Italian - Tofuballs
Vegetarianism is growing rapidly in New Zealand, but other parts of the world have had meat-free cuisines for centuries. For a rich and varied plant-based diet, talk to Chinese, Indians, Mexicans… Our wonderful volunteers have shared authentic recipes from around the world. Most of these recipes were traditionally vegan, but some were meat-based recipes that have been ‘veganised’. We have collected 31 recipes from 31 different countries to share with you – one for each day of October, World Vegetarian Month.
This is an Italian recipe and can be found in our Home Tried Favourites Recipe book.
- 300g block soft tofu
- 1 small onion, quartered
- ¼ cup pecan nuts or walnuts
- 2 slices of wholemeal bread
- 2 Tbs wholemeal flour
- 1 Tbs chopped parsley
- 2 Tbs soya sauce
- 1–2 cloves garlic, crushed
- ½ tsp dried basil
- Steamed silverbeet (optional)
1 jar of pasta sauce or make your own
- Put all the ingredients except the silverbeet into a blender and blend until smooth.

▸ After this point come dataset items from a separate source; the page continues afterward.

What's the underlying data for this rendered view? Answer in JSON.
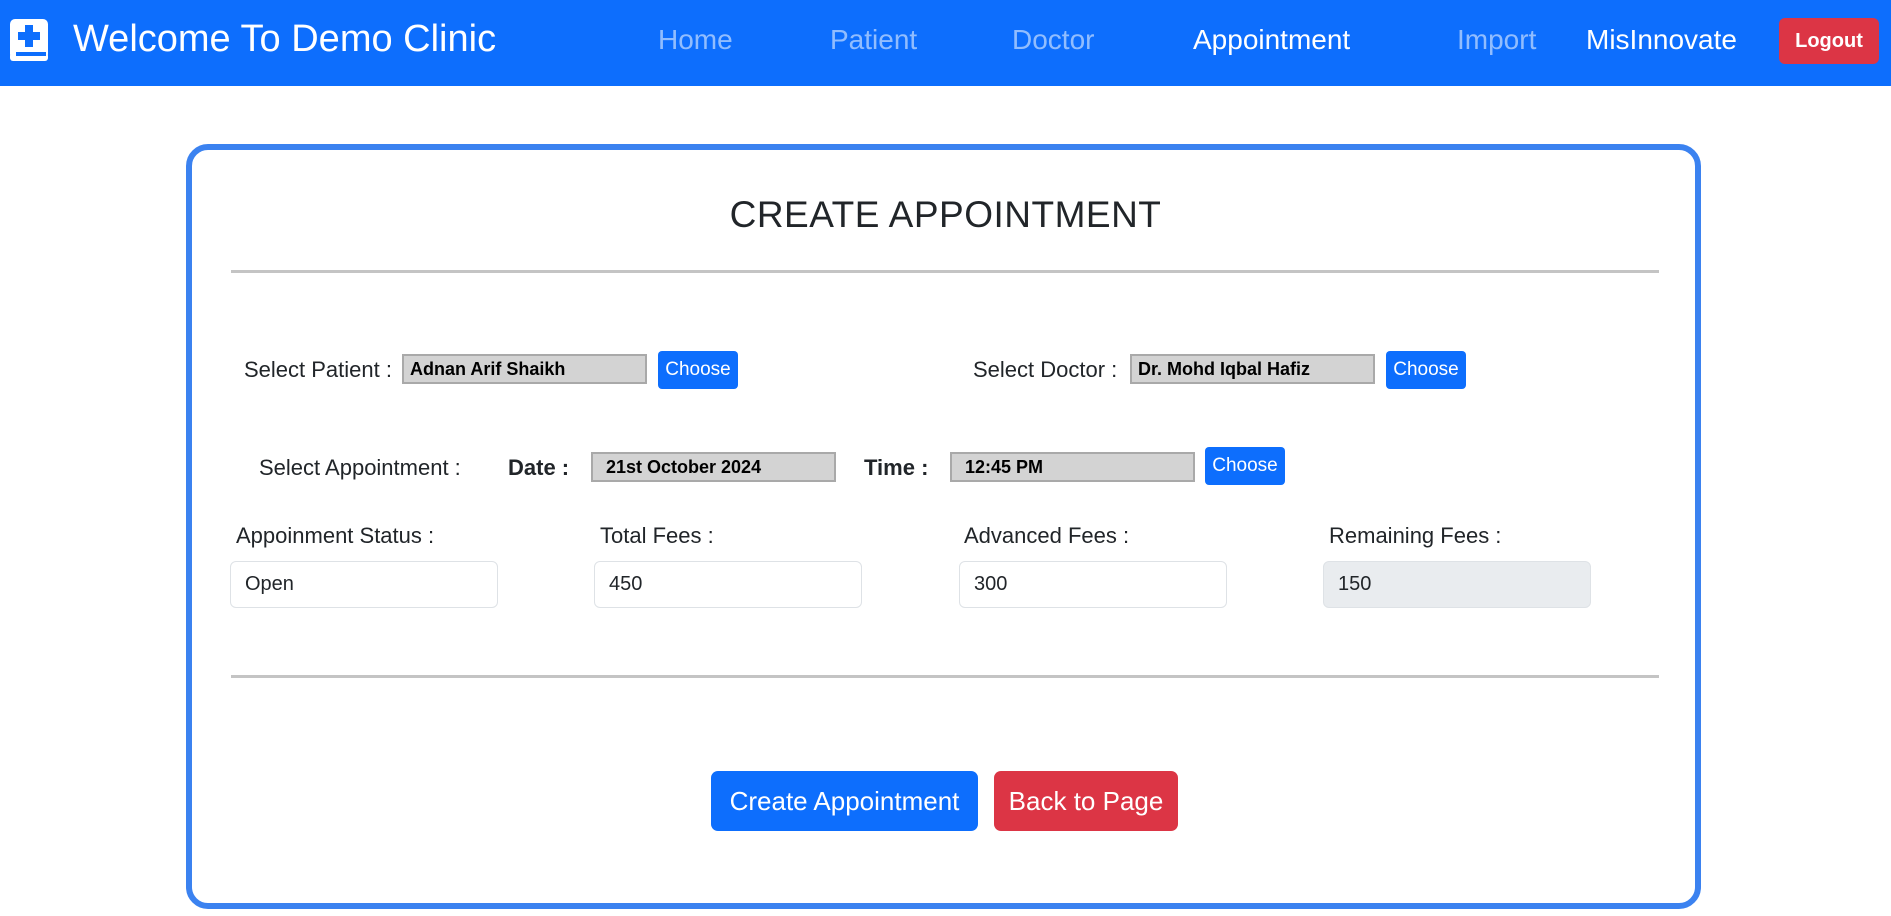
{
  "navbar": {
    "brand_icon": "medical-book-icon",
    "title": "Welcome To Demo Clinic",
    "links": [
      {
        "label": "Home",
        "active": false
      },
      {
        "label": "Patient",
        "active": false
      },
      {
        "label": "Doctor",
        "active": false
      },
      {
        "label": "Appointment",
        "active": true
      },
      {
        "label": "Import",
        "active": false
      }
    ],
    "user": "MisInnovate",
    "logout_label": "Logout",
    "color": "#0d6efd"
  },
  "form": {
    "title": "CREATE APPOINTMENT",
    "patient": {
      "label": "Select Patient :",
      "value": "Adnan Arif Shaikh",
      "button": "Choose"
    },
    "doctor": {
      "label": "Select Doctor :",
      "value": "Dr. Mohd Iqbal Hafiz",
      "button": "Choose"
    },
    "appointment": {
      "label": "Select Appointment :",
      "date_label": "Date :",
      "date_value": "21st October 2024",
      "time_label": "Time :",
      "time_value": "12:45 PM",
      "button": "Choose"
    },
    "status": {
      "label": "Appoinment Status :",
      "value": "Open"
    },
    "total_fees": {
      "label": "Total Fees :",
      "value": "450"
    },
    "advanced_fees": {
      "label": "Advanced Fees :",
      "value": "300"
    },
    "remaining_fees": {
      "label": "Remaining Fees :",
      "value": "150"
    },
    "create_button": "Create Appointment",
    "back_button": "Back to Page"
  },
  "colors": {
    "primary": "#0d6efd",
    "danger": "#dc3545",
    "card_border": "#3b82f0"
  }
}
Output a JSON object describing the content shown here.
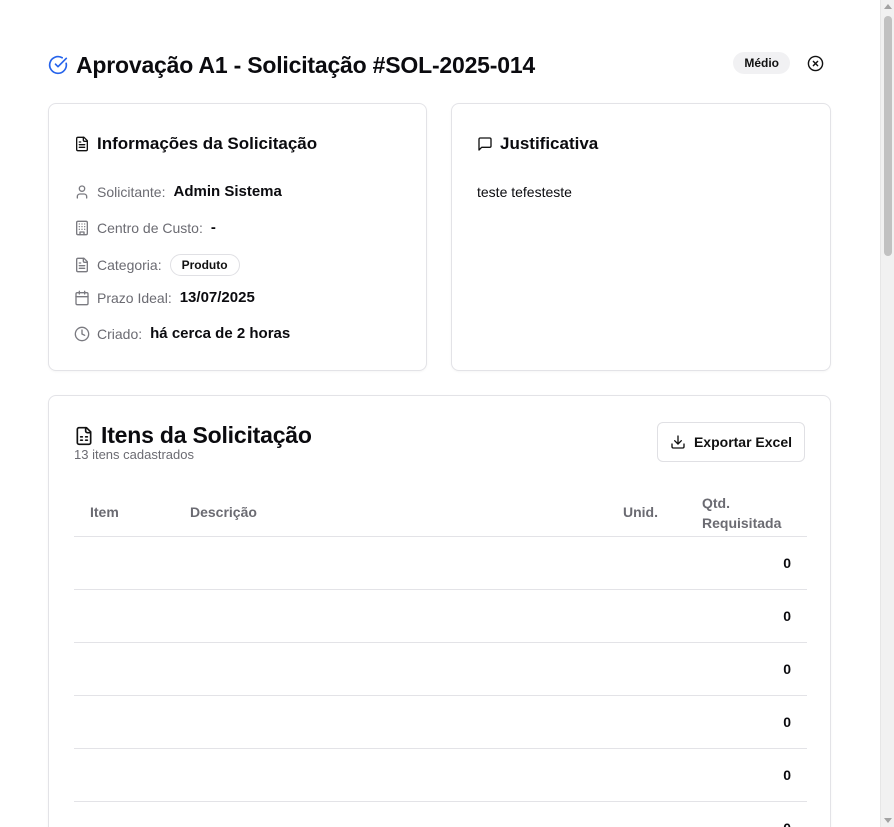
{
  "dialog": {
    "title": "Aprovação A1 - Solicitação #SOL-2025-014",
    "priority": "Médio",
    "title_icon": "circle-check-icon",
    "close_icon": "close-icon"
  },
  "info": {
    "title": "Informações da Solicitação",
    "rows": [
      {
        "icon": "user-icon",
        "label": "Solicitante:",
        "value": "Admin Sistema"
      },
      {
        "icon": "building-icon",
        "label": "Centro de Custo:",
        "value": "-"
      },
      {
        "icon": "file-text-icon",
        "label": "Categoria:",
        "value": "Produto"
      },
      {
        "icon": "calendar-icon",
        "label": "Prazo Ideal:",
        "value": "13/07/2025"
      },
      {
        "icon": "clock-icon",
        "label": "Criado:",
        "value": "há cerca de 2 horas"
      }
    ]
  },
  "justification": {
    "title": "Justificativa",
    "text": "teste tefesteste"
  },
  "items": {
    "title": "Itens da Solicitação",
    "subtitle": "13 itens cadastrados",
    "export_label": "Exportar Excel",
    "columns": {
      "item": "Item",
      "description": "Descrição",
      "unit": "Unid.",
      "qty_line1": "Qtd.",
      "qty_line2": "Requisitada"
    },
    "rows": [
      {
        "item": "",
        "description": "",
        "unit": "",
        "qty": "0"
      },
      {
        "item": "",
        "description": "",
        "unit": "",
        "qty": "0"
      },
      {
        "item": "",
        "description": "",
        "unit": "",
        "qty": "0"
      },
      {
        "item": "",
        "description": "",
        "unit": "",
        "qty": "0"
      },
      {
        "item": "",
        "description": "",
        "unit": "",
        "qty": "0"
      },
      {
        "item": "",
        "description": "",
        "unit": "",
        "qty": "0"
      }
    ]
  },
  "colors": {
    "accent": "#2563eb",
    "border": "#e3e3e7",
    "muted_text": "#6b6b72"
  }
}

- Form into the shape of small balls and place on a greased oven tray and bake for 45 minutes at 200°C, turning the balls over halfway through.
- They should be nicely browned when ready.
- Serve on a bed of cooked spaghetti.
- Optional: steam silverbeet and mix through the spaghetti.
- Pour sauce over balls and spaghetti.
- Sprinkle with finely chopped parsley and serve it as a complete meal.